Ravens full owner Steve Bisciotti didn't become an NFL owner overnight. It took time, patience and creating a business that could give him the funds to join such a notorious and lofty club. It also took late owner Art Modell's blessing and willingness to move on after owning the Ravens for 8 years and the Browns for 34 years before moving them to Baltimore.
Garrett Downing of the Baltimore Ravens' own website took a look at Bisciotti's hiring process and exactly how head coach John Harbaugh responded. With a single question, Bisciotti was able to not only gauge the responsiveness of his soon to be head coach, but provide a little insight to how he wanted things to be ran.
My question to him was, ‘If, by a strange twist of fate, I gave you the job today but told you that you could only spend 100 hours in this facility from now until the kickoff of the first game, how would you spend those 100 hours?’
Like most interviewees, Harbaugh had a difficult time answering the question. Before Bisciotti left the room for a few minutes, Harbaugh could only ask "I’m going to get this wrong, aren’t I?"
Ultimately Harbaugh answered and was granted the position, which he has excelled at over his career here in Baltimore. What is truly telling is exactly what Bisciotti was looking for.
Bisciotti stressed to Harbaugh the importance of connecting with his players on individual levels. Going back to his original question about the 100 hours, Bisciotti explained that he would want his new coach to spend 20 hours talking with him and General Manager Ozzie Newsome, another 20 hours with the coaching staff, and then 60 hours meeting with each player individually for an hour.
That is something that gives us some insight on why the head coach before Harbaugh, Brian Billick, was let go somewhat surprisingly.
Billick was a winning head coach, bringing the city it's first Lombardi with purple colors, and amassing a record of 85-67-0. It wasn't the fact that the Ravens went 5-11 in 2007 that led Billick to his fate, it was the reported locker room divide that did him in. There had been rumors swirling for some time that Billick had allowed the players to get "soft" and would play favorites. That type of leadership had the locker room at odds against each other, most notably the offense versus the defense.

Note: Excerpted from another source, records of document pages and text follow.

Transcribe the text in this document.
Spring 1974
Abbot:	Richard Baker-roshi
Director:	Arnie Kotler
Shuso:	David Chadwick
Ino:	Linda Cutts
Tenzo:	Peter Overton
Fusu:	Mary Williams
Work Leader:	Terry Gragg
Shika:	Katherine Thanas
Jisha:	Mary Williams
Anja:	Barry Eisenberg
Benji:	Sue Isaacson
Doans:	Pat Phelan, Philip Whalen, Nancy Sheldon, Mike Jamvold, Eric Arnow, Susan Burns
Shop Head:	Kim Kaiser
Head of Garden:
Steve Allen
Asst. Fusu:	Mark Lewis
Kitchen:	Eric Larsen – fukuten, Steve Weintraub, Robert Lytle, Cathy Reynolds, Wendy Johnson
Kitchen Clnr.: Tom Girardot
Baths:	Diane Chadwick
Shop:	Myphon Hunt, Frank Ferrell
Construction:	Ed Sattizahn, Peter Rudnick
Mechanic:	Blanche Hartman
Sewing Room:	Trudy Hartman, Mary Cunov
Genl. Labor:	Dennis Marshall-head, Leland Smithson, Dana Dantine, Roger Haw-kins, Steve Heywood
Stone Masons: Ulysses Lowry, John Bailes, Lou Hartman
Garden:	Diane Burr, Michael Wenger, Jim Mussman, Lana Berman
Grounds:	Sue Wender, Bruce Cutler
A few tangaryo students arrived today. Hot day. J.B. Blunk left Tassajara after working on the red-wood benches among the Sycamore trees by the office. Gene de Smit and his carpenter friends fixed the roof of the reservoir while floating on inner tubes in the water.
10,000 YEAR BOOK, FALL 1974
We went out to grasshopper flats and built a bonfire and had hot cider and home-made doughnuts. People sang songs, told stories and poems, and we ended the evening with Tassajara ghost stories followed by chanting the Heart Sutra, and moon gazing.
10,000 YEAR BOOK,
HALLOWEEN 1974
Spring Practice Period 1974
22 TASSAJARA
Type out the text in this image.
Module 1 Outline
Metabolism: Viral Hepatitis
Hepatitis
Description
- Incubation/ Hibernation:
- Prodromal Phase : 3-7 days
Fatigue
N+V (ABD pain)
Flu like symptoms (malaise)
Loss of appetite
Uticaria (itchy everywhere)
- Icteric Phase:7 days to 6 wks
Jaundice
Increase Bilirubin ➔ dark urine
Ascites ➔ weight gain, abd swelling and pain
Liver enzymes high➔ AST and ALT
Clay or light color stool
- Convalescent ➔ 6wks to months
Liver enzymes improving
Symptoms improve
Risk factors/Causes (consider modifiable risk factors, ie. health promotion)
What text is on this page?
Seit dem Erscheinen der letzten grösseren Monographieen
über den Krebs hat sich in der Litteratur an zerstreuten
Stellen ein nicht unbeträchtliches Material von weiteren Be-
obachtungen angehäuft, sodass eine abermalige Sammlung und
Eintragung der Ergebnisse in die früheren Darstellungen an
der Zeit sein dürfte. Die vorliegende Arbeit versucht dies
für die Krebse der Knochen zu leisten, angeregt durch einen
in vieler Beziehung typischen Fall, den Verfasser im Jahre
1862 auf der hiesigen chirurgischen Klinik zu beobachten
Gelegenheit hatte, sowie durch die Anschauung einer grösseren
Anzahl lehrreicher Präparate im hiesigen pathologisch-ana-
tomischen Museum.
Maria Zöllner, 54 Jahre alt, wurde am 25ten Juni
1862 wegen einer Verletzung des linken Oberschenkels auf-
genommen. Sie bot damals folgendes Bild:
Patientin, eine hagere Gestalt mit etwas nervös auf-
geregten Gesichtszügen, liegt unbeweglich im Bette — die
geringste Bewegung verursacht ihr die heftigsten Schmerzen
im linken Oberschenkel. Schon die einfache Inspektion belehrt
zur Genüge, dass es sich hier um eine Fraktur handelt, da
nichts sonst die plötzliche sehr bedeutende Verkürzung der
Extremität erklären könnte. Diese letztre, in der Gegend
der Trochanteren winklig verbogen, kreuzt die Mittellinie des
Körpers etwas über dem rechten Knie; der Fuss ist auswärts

After 8 seasons, Billick had lost touch with the majority of his players and he wasn't able to get as much out of them as was needed to field a competitive team. John Harbaugh came in and with the introduction of quarterback Joe Flacco, was able to right the ship through being equally tough and loving on his players. One can only assume that in addition to Harbaugh's personality, Bisciotti's approach to building an organization has stuck with him.